OBS DE PÉ DE PÁGINA: A nota acima tem menos a ver com o efeito do filme sobre o espectador e está mais relacionada pelo excelente trabalho do diretor Terrence Mallick. To the Wonder é um filme belíssimo e menos chato que The Tree of Life. Também achei ele um pouco menos ambicioso. Apenas por estas razões, acho justo este novo filme de Mallick ganhar uma avaliação melhor.

O problema central de To the Wonder, para o meu gosto, é o roteiro pouco costurado de Malick. Certo que ele tenta fazer poesia com os filmes. Acho bacana, ousado. E nesta produção, em especial, gostei da forma com que os pensamentos dos personagens principais direcionam a narrativa. Ainda assim, nem sempre a técnica dá certo. Em muitos momentos, por exemplo, achei a técnica cansativa e repetitiva. Sem contar que o espectador perde muito ao não acompanhar o que os personagens dizem uns para os outros, em muitos momentos. Afinal, as palavras tem muito peso, quando proferidas – e não apenas quando ressoam na nossa consciência.
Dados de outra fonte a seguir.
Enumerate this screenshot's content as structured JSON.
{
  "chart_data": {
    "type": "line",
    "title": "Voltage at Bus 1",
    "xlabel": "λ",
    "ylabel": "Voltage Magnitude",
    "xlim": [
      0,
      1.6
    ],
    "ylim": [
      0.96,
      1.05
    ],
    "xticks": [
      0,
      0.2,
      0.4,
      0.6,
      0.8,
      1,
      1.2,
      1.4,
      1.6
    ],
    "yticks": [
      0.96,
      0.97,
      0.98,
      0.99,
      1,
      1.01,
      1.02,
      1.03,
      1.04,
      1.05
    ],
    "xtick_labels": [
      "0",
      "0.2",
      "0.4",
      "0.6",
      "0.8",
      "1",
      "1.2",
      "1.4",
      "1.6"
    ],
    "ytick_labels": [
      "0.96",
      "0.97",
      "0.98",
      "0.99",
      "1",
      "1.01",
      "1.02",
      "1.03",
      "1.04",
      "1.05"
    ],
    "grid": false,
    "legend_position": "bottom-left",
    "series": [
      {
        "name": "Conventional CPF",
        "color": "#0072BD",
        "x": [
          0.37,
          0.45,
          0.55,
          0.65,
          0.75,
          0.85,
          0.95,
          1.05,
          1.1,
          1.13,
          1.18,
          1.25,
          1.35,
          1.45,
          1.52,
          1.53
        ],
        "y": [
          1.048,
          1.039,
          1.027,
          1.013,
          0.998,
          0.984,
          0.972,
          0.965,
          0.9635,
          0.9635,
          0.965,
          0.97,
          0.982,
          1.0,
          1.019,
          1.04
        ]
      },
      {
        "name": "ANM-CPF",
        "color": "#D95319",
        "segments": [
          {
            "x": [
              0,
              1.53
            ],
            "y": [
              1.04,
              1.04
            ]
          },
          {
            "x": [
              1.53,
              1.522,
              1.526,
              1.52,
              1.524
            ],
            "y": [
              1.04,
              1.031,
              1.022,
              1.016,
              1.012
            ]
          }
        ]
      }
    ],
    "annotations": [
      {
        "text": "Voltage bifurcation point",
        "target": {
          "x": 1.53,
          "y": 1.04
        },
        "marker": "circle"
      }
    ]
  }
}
A narrativa desta produção, como eu comentei antes, ficam por conta dos personagens de Olga Kurylenko e de Javier Bardem. Além deles, ganha destaque nesta produção, ainda que muito mais pela presença física do que pela narrativa, o ator Ben Affleck. Em segundo plano aparecem a já citada Tatiana Chiline e Rachel McAdams. Esta última, como Jane, aparece como um raio de sol na tela. Pena que por pouco tempo.

Além da direção de Mallick, impossível não tirar o chapéu para a excepcional direção de fotografia de Emmanuel Lubezki, mexicano que trabalhou nos dois filmes anteriores de Mallick e que se destacou, entre outros, pelos trabalhos em Y Tu Mamá También, Ali, Lemony Snicket’s A Series of Unfortunate Events (com crítica aqui) e Children of Men. Lubezki foi indicado a cinco Oscar, mas não ganhou nenhuma estatueta até o momento. Além dele, tem um peso fundamental nesta produção a trilha sonora de Hanan Townshend.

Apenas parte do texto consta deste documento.